Sie kämpfte in Honduras gegen Staudämme und für die Respektierung der Indianer und der natürlichen Lebensgrundlagen. Seit gestern hat Zentralamerika eine mutige Frau weniger.
Basel, 4. März 2016

Ihre letzte Stunde erlebte Berta Isabel Cáceres Flores (44) gestern Donnerstagmorgen in La Esperanza im westlichen Honduras – Unbekannte erschossen die Indianerin im eigenen Haus. Ihr Bruder Gustavo Cáceres wurde von drei Kugeln getroffen und überlebte. Das meldeten zuerst amerikanische Medien und Menschenrechtsorganisationen. In Honduras, eines der gewalttätigsten Länder der Welt, werden täglich Menschen ermordet. Berta Cáceres aber war eine bekannte Umweltschützerin, eine entschlossene Indianer-Verteidigerin und Gegnerin des „Agua Zarca“-Dammprojekts am Fluss Gualcarque (Rio Blanco).
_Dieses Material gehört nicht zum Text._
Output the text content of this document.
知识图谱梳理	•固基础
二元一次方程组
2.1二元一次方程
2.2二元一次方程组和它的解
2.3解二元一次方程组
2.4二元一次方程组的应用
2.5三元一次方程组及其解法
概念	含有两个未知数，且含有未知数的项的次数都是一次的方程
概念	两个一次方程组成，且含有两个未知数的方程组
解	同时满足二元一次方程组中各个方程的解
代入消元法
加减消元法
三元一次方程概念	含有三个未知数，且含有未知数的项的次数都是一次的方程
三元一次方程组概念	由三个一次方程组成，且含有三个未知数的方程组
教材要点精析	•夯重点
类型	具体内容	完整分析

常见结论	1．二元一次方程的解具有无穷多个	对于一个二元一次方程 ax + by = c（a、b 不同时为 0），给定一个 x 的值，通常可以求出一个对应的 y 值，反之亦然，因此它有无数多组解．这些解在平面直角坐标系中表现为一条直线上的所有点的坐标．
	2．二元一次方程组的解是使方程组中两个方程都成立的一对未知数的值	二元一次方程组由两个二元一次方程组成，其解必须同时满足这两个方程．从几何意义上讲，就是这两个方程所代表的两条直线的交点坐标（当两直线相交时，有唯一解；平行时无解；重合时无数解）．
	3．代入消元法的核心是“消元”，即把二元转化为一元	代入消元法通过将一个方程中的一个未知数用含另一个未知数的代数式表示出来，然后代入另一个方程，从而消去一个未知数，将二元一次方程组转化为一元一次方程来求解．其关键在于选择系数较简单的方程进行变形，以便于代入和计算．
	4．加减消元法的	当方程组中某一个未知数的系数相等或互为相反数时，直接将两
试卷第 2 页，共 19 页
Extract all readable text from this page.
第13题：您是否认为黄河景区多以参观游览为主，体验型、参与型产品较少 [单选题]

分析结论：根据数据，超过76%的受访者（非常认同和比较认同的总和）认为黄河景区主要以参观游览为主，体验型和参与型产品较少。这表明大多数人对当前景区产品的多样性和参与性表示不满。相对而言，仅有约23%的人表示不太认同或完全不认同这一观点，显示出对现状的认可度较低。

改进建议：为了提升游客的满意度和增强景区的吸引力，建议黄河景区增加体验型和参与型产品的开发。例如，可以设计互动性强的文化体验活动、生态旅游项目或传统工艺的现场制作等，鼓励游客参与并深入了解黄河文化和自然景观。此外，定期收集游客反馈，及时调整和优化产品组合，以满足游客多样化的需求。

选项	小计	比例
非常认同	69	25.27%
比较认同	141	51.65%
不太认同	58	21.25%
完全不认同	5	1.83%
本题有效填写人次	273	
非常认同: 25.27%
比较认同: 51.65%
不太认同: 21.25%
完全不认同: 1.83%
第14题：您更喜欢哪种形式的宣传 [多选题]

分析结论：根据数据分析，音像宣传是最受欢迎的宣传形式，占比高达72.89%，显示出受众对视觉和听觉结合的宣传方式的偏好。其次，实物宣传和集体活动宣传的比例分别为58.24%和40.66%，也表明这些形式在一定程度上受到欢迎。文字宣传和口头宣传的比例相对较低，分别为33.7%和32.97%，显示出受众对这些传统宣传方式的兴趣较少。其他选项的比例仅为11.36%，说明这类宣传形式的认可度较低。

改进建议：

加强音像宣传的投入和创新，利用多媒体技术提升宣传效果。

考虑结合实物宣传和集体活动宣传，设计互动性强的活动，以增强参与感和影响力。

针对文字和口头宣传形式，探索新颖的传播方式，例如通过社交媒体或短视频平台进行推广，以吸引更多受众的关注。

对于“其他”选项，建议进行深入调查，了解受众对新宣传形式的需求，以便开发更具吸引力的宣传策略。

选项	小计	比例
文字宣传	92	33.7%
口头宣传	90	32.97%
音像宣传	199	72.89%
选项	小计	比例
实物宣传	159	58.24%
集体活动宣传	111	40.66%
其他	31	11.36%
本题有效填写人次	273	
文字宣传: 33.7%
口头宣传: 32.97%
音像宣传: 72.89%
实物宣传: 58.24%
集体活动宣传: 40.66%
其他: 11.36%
Dort leben seit Menschengedenken die Indios der Lenca-Nation. Das vom Damm bedrohte Gebiet ist den Lenca heilig. Von der Regierung oder den Damm-Planern sind sie ihrer Aussage nach nie angefragt worden. Mitbestimmung der Betroffenen gab es wie bei vielen Projekten in indigenen Gebieten keine.

Dagegen stemmte sich Berta Cáceres seit Jahren hartnäckig mit der von ihr mitgegründeten Organsation "Ziviler Rat der Organisationen bäuerlicher und indigener Völker" (COPINH). Mit Öffentlichkeitsarbeit, Versammlungen, juristischen Klagen, Blockaden und der Anrufung der Interamerikanischen Menschenrechtskommission (CIDH) wehrten sich die Lenca. Es gab Tote, Verwundete und schliesslich zog sich der mit dem Projekt beauftragte chinesische Dammbau-Gigant Sinohydro zurück.

Wer steckt hinter dem gewaltsamen Tod?

Der Auftraggeber, das honduranische Unternehmen Desarrollos Energeticos S.A., machte aber weiter. Man schoss sich auf Berta Cáceres ein. Sie wurde mehrfach mit dem Tod bedroht. Leere Drohungen waren das kaum, da bereits vier ihrer Mitkämpfenden umgebracht worden waren. Amnesty International (AI) setzte sich für Cáceres ein, als sie von Wirtschaftskreisen beschuldigt wurde, dem Land zu schaden und hinter Gitter weggesperrt werden sollte.

Wer die prominente Menschenrechtlerin und Umweltschützerin erschossen hat – oder umbringen liess, darüber wird nicht gross gerätselt. Dahinter steckten jene Kreise, welche die Indianergebiete mit gewinnbringenden Dämmen und Bergbauminen überziehen möchten, sind sich viele sicher. Oder waren die Mörder einfach nur überraschte Einbrecher, wie auch behauptet wird? Das internationale Entsetzen über den gewaltsamen Tod Berta Cáceres hat Honduras Präsident Juan Orlando Hernández öffentlich schwören lassen, "dieses Verbrechen gegen Honduras" mit allen Mitteln aufzuklären – auch mit Hilfe der USA.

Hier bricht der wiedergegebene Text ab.